While Meta and Telus International, the company employed by Meta to moderate Persian language content, have denied these claims and stated that the process is organized to prevent personal opinions from influencing moderation, reviewers say there aren’t any “serious consequences” to independently deleting a reported post, and that auditing to review the moderators’ decisions is rare.

 

Global Tech Policy

  • Longtime Facebook COO Sheryl Sandberg announced that she would be stepping down from her post at the social media giant. Sandberg guided Facebook through controversy and towards success, though many critics believe her legacy will be mixed at best.
  • The Brazilian government has signed an agreement with Telegram to counter disinformation ahead of the country’s upcoming presidential elections.
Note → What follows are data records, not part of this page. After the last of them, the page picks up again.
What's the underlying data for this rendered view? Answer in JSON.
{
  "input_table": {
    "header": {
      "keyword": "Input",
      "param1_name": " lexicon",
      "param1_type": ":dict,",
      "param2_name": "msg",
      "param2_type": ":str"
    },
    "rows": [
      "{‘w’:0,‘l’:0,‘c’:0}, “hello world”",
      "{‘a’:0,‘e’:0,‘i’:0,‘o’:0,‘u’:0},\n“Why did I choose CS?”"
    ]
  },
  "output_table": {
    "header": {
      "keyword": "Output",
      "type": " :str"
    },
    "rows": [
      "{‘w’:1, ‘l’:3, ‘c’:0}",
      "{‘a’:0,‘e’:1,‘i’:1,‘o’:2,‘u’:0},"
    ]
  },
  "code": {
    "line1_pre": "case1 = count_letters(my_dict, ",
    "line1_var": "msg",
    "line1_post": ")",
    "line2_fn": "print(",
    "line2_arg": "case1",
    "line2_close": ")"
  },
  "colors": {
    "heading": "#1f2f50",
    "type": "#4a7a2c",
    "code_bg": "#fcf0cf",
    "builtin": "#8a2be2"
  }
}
Telegram is the latest tech company to make such a commitment to Brazil, following Google and Meta.
  • A federal judge has blocked a recent Florida law that would prevent social media companies from banning politicians on their platforms. The ruling concluded that private companies’ content moderation policies are extensions of their first amendment rights and therefore not subject to government interference.

 

Cybersecurity

  • Russian hackers have grown frustrated over their increasing inability to launch ransomware attacks, likely due to stringent Western sanctions. Experts have said that sanctions preventing the use of credit cards in Russia have curtailed the hackers’ ability to hold Western countries hostage.
  • Last Friday, Github shared further information on the theft of over 100,000 user credentials last month, which allowed the hackers to access NPM data and customer information. The company acknowledged that the attacker had used OAuth tokens to infiltrate the system and target specific user accounts. 

 

Human Rights

  • A recent breach of security servers in Xinjiang has revealed thousands of graphic images and videos depicting Uighur detainees suffering abuse from Chinese authorities. The hack represents a rare breach in the typically impenetrable CCP cyber defenses, which greatly obscure the regime’s citizen surveillance and censorship practices.

 

Data and Privacy

  • Human Rights Watch  has found that 89% of government-endorsed education technologies illegally tracked and distributed the information of schoolchildren. Meta was found to be egregiously at fault, with dozens of tech sites sending school data directly to Facebook Pixel, which facilitates targeted ads on Meta platforms.
     

Gender and Inclusion

  •  Polish lawmakers have come under fire for creating a national “pregnancy registry,” which reproductive rights activists fear will be used to prohibit women from obtaining abortions in and outside of the nation’s borders. This is only the latest instance of governments using personal data to monitor women’s reproductive health, as activists make similar pleas to tech companies to protect location data that could threaten women's reproductive freedom in the United States.


Other Tech News

  • Looking to improve your lackadaisical Wordle score? A bit of basic information theory can go a long way to turning yellows into greens and frustration into bragging rights. 
  • The New York state legislature recently passed a moratorium on crypto mining as officials begin an investigation into the environmental impacts of the industry. If signed by Governor Hochul, the bill would prevent fossil-fuel plants from being revived for crypto-mining operations.